Large posts in staff logs break Excel CSV format

Staff can export staff logs from /admin/logs/staff_action_logs to see the full history, as we only display a subset of logs within the admin UI. Certain logs can have commas included in the details, which break formatting of the CSV.

8 Likes

Can commas be escaped in this output @vinothkannans?

4 Likes

No, the commas are not breaking the CSV file. Maximum number of characters allowed in a single cell of MS Excel sheet is 32,767. If a column exceeded the characters limit then it’s breaking the CSV format. In our case details column having more characters in some post_edit staff actions. If I open the same CSV file in Google Sheets then it renders all the columns correctly.

If needed I’ll limit the maximum number of characters for details column to ~30,000 in the export unconditionally.

8 Likes

30k chars still seems like a lot. Do we need that many characters in a cell? If so, why?

It’s due to giant posts. For example, many of our internal runbooks tend to be quite long. Likely only the post_edit staff action as Vinoth noted would have this many characters.

Also we storing both old and new post raws for post_edit staff actions in https://github.com/discourse/discourse/blob/4383afb769d97bc9724d5448c0583b14c39782d0/app/services/staff_action_logger.rb#L133.

We should aggressively truncate this, I don’t see the point of creating such bulk in the database over something so trivial.

5 Likes

Okay, I’ll try to improve this by storing only the edit differences in the raw text.

4 Likes

I would like to close this one off.
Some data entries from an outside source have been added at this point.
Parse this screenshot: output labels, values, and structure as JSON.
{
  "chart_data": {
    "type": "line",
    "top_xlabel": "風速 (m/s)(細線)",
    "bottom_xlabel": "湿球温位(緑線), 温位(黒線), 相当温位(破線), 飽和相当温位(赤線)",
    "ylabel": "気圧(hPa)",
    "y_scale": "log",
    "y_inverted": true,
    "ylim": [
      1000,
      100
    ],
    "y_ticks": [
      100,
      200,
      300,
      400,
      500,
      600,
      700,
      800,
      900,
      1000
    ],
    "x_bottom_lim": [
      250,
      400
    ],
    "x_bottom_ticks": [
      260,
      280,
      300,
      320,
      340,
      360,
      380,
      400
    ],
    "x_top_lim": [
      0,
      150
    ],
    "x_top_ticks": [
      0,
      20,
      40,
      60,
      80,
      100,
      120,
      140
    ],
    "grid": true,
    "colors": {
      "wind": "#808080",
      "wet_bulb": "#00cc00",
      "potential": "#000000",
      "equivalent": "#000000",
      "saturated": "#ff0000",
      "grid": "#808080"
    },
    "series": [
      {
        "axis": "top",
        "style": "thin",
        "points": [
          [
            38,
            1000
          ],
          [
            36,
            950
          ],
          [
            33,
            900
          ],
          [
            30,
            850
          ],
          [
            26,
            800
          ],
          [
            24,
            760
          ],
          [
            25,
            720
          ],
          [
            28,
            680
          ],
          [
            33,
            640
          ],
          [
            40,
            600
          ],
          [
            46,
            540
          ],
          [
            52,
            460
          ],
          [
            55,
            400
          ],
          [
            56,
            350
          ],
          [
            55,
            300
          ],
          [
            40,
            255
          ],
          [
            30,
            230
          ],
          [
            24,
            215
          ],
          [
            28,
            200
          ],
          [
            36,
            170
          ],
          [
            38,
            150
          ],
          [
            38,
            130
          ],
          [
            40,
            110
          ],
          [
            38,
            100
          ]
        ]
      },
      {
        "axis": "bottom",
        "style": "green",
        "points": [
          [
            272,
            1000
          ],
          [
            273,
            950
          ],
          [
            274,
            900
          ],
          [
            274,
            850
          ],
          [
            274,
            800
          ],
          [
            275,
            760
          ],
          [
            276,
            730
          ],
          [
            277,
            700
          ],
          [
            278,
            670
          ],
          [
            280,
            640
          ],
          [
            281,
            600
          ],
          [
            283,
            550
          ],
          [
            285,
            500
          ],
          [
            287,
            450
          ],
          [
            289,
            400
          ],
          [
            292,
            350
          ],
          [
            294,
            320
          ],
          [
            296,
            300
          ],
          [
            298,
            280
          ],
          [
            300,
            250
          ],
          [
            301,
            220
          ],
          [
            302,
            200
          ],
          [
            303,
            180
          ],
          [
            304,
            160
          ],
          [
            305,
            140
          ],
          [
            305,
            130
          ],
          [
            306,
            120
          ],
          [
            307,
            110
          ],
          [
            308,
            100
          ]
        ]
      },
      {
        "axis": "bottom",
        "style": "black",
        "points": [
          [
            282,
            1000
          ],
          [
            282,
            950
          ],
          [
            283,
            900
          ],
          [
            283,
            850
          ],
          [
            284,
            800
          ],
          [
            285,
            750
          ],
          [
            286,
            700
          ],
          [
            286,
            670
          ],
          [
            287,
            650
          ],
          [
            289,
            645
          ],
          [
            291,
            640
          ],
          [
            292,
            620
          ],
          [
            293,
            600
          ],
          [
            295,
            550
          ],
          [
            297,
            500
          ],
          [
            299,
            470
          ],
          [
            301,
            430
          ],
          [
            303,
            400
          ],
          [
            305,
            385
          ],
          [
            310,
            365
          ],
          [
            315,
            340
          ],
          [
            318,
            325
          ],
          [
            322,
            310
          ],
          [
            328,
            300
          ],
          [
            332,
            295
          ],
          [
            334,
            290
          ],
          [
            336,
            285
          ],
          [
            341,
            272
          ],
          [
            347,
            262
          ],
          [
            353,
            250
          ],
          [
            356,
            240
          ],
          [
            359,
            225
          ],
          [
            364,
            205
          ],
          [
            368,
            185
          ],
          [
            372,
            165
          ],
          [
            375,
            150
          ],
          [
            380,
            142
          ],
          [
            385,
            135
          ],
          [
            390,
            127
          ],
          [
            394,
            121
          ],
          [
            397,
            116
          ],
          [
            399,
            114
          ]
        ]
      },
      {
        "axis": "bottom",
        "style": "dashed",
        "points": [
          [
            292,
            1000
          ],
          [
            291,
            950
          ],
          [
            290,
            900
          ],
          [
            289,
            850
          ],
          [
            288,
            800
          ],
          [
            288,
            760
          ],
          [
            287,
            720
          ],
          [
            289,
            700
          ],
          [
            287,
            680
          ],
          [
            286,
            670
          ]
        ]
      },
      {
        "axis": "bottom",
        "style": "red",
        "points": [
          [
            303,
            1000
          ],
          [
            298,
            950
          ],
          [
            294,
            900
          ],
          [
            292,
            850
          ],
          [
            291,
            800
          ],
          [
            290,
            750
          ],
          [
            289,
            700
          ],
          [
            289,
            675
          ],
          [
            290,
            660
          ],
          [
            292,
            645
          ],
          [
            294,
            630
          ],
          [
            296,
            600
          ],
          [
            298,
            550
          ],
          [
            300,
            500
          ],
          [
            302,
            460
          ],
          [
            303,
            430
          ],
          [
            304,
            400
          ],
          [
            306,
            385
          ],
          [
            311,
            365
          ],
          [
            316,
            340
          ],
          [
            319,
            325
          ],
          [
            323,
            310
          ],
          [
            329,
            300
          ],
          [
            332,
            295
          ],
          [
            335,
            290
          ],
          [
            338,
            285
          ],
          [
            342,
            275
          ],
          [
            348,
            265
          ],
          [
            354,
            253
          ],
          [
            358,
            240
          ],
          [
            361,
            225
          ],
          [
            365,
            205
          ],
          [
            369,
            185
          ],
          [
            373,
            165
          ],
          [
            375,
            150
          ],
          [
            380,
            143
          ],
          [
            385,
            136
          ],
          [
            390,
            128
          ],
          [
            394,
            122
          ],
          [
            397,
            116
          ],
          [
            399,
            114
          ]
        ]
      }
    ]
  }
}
Let’s do the simple thing here, restrict cells to 30k, then close this. The delta stuff is a very very complex change.

4 Likes

Re-opening this. We need to get some sort of fix in place, it’s near impossible to review exported logs with giant posts breaking the formatting.

Perhaps the simplest fix here is:

> '"' +  'post "body" ' .gsub('"', '""') + '"'
=> "\"post \"\"body\"\" \""

I think this is allowed in CSV and should work.